日本の鉄道事業、新幹線事業をリードするJR東日本は、
今までの安全性、高速の移動手段の提供に加え、
以下のコンセプトをもとに開発を進めていくことを発表。

・さらなる安全性・安定性の追求
・快適性の追求
・環境性能の追求
・メンテナンスの革新

この記事では、次世代新幹線の試験車両、E956形「ALFA-X」について、
その特徴や最高速度、安全性ならびに快適性を解説していきます。




E956形「ALFA-X」の特徴とは

最大の特徴は、IoT、ビッグデータ、AIなどの情報処理が駆使されること。

そして、それらのビッグデータを用いて、
今までにない新しい価値の提供をコンセプトに車両内の情報・制御ネットワークを強化。

安全性、快適性、高速の移動手段を追求していく。

E956形「ALFA-X」の安全性について

安全性・安定性については、「ひとつ上の「安全」「安定」を実現」をコンセプトに

・地震が起きた際、いち早く止まるための脱線しにくい開発品を搭載
・雪や寒さで着雪しにくい車体構造等の試験を実施

地震、雪や寒暖差による自然災害に強く、
モニタリングを活用した車両状態を自律的に判断することで安全性の向上を目指すとのこと。

E956形「ALFA-X」の快適性について

快適性については、「より多様化するニーズにフレキシブルに対応」をコンセプトに

・揺れないための動揺防止制御装置の搭載
・静かな構造設計にするために吸音性・遮音性の高い車体構造などを採用

ユーザーが家やオフィスのように快適に、「揺れない」「静かな」
車内空間を実現することを目指すとのこと。

E956形「ALFA-X」の最高速度は?

400km/h程度の試験最高速度を目指して開発・試験が進められる。




JR東日本の新幹線の歴史について

1992年から2009年の間に2本の新幹線試験車両が新造されている。

STAR21 新幹線952形・953形電車

製造初年1992年から1998年の試験期間に「STAR21(スター21)」と呼ばれる、
新幹線952形・953形電車が試験運転を行った。

コンセプトは、「極限を追求した軽量化と技術を結集した高速化」

試験最高速度は、425km/hを記録。
東北新幹線仙台駅 ~ 北上駅間で走行試験を開始したとのこと。

FASTECh460 新幹線E954形・E955形電車

2005年に落成し、2009年まで試験走行した「FASTECh460(ファステック 360)」

コンセプトは、「速達性向上、最高水準の信頼性、快適性、環境との調和」

試験最高速度は、398km/hを記録。
東北新幹線の仙台 ~ 北上間などで走行試験が行われた。

JR東日本の試験車両「ALFA-X」 まとめ

次世代新幹線実現に向けた試験車両、E956形「ALFA-X」について解説してきました。

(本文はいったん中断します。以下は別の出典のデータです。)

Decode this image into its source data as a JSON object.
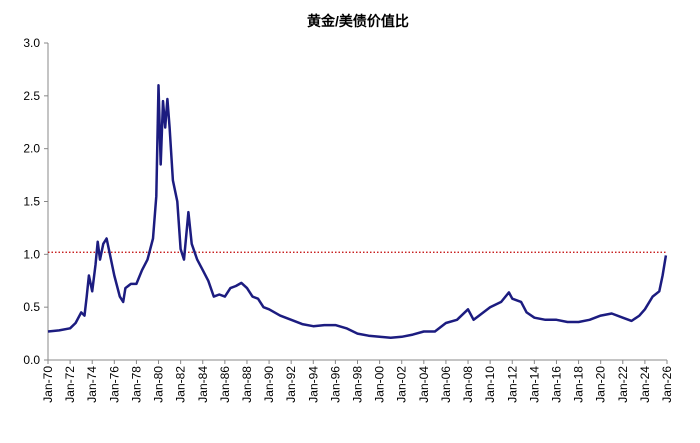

家やオフィスにいるような快適性、自然災害にも強い安全性、
さらに、現在注目を集めるAIやビッグデータといった高速情報処理を駆使した
環境インフラの設計など、最先端の技術が結集。

この実現が可能となれば、今以上にユーザーの満足度は向上するに違いない。
JR東日本ならびに試験車両の今後の動向を注視していきたい。